Atualmente são substanciais os gastos em custeio das instituições de pesquisa e educação para realizar a interconexão em área urbana dos seus campi e para obter acesso à rede da RNP, além da Internet, seja através de suas redes corporativas ou de provedores comerciais.

De um modo geral, as conexões existentes são de capacidade limitada entre 64 kbps e 1 Mbps, impossibilitando a utilização de aplicações mais modernas de comunicação. Aumentar a capacidade das interconexões entre os campi, assim como do acesso à rede da RNP, é tão caro atualmente que a manutenção deste modelo não abre perspectivas de melhorias na qualidade dos serviços de comunicação a um custo acessível para essas instituições.

A origem deste problema está no modelo adotado para montar a infra-estrutura de interconexão de campi e acesso à Internet. Em quase todos os casos, esta infra-estrutura depende de enlaces ponto-a-ponto alugados das operadoras de telecomunicações. Como regra geral, o preço dos circuitos dobra com o quádruplo da capacidade.

Rede própria com capacidade
virtualmente ilimitada a um custo atraente

A abundância de dutos e fibras ópticas que resultaram do processo de desregulamentação do setor de telecomunicações, implantadas em praticamente todas as principais regiões metropolitanas no país, além da infra-estrutura em fibras ópticas de longa distância existente para interligação das metrópoles, oferece atualmente diversas alternativas para a implantação de sistemas proprietários ou dedicados de comunicação de dados a custos atraentes. Além das operadoras de telecomunicações, estão disponíveis dutos e redes de fibras ópticas implantadas pelas concessionárias de energia elétrica, de rodovias e ferrovias, de gasodutos e oleodutos. Nas áreas metropolitanas existe infra-estrutura implantada pelas operadoras de TV a cabo ou através de rede aérea (postes) nas vias públicas.

Como alternativa às operadoras comerciais de telecomunicações, existem soluções que substituem a dependência do circuito alugado da operadora de telecomunicações por investimento em infra-estrutura própria, que pode ser um enlace de rádio ou de fibra óptica.

Soluções de rádio-enlace possuem a limitação de necessitarem de visada desobstruída entre as pontas de cada enlace, ou seja, uma ponta precisa "enxergar" a outra.
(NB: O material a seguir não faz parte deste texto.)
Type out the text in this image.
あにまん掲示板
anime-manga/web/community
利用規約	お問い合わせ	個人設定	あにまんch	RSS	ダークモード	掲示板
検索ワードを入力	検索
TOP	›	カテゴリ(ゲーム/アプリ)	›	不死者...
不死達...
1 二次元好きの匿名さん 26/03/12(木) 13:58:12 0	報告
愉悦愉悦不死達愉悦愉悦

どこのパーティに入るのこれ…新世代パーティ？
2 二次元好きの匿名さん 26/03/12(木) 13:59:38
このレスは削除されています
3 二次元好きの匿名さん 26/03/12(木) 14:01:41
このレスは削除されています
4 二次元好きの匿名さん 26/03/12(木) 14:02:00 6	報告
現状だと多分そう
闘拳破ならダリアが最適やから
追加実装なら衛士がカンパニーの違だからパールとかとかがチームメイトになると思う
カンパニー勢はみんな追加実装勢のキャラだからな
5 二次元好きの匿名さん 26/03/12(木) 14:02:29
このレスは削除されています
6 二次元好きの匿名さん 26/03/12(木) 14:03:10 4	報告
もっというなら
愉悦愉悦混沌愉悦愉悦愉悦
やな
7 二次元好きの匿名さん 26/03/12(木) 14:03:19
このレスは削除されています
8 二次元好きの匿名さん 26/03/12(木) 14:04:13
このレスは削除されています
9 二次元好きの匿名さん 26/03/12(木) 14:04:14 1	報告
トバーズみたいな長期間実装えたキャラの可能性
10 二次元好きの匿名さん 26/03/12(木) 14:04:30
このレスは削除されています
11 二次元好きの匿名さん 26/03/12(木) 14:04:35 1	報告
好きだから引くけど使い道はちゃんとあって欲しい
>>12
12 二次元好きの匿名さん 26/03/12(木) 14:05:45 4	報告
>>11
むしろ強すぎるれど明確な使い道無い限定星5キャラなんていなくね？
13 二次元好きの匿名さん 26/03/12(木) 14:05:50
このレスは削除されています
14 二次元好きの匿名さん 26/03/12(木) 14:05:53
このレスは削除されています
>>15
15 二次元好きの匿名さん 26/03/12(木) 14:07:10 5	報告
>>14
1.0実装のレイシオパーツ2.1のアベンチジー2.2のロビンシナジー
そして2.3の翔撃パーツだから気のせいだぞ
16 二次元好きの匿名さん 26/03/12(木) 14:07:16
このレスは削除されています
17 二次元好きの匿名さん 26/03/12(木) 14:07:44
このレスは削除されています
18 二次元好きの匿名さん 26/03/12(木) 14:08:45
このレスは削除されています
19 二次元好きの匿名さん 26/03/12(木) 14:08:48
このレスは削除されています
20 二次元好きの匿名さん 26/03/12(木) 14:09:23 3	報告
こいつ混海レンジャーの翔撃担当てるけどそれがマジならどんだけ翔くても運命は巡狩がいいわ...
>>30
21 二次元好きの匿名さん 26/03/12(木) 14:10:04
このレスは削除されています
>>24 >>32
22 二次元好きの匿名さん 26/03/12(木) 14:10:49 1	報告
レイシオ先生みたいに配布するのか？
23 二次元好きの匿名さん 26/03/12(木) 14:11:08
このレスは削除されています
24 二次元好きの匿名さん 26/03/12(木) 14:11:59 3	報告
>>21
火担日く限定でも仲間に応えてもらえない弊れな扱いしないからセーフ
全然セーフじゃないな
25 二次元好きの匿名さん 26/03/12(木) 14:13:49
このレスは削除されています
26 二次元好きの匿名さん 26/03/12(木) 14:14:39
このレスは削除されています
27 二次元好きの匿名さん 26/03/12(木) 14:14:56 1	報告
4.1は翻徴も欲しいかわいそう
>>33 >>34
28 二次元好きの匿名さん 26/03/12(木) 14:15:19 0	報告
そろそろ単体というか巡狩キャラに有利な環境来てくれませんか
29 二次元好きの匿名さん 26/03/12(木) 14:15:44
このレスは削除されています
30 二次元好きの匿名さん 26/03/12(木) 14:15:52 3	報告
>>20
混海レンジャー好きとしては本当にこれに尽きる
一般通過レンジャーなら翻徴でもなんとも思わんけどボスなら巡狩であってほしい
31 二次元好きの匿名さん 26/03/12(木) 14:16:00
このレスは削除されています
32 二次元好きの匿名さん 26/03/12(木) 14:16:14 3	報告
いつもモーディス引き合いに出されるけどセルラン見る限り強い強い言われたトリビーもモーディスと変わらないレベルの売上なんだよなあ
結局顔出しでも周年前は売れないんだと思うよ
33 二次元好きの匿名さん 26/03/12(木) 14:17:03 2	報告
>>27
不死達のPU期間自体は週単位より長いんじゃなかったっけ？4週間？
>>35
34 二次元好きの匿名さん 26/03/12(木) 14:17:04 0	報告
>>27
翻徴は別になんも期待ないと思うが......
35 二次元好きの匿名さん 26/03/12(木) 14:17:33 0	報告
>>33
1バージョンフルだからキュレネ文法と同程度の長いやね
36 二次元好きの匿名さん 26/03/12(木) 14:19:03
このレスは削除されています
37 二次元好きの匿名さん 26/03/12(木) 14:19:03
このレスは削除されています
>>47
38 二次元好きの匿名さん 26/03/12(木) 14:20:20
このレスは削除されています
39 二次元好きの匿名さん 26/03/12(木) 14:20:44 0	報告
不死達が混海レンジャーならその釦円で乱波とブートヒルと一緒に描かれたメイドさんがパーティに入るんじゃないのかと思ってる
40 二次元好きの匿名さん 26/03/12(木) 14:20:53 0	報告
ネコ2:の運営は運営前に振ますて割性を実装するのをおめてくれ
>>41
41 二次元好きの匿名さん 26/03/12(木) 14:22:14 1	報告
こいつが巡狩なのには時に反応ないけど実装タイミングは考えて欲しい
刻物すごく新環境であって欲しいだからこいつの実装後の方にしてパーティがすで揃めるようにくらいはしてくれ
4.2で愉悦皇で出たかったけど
A alternativa ao uso de enlaces de rádio é a utilização de conexões em fibra óptica. Esta opção possui muitas características interessantes do ponto de vista de um projeto de interconexão:

  • É um meio físico puramente passivo. Isto significa que não deixa de funcionar, exceto por acidentes externos que resultem no corte da fibra;
  • A capacidade de transmissão é praticamente ilimitada, sendo determinada pelos equipamentos eletrônicos instalados nas pontas do cabo óptico. A capacidade teórica de uma única fibra é de 50 Tbps, sendo que hoje existem equipamentos relativamente baratos com tecnologia Gigabit Ethernet, que permitem seu uso a 1 Gbps;
  • A vida útil de uma infra-estrutura de cabo óptico é prevista para exceder 20 anos. Ao longo deste período, os equipamentos inicialmente instalados poderão ser substituídos por novos, de capacidade maior, reutilizando a fibra já existente;
  • Os custos de instalação de um cabo de fibra óptica em área urbana são relativamente baixos.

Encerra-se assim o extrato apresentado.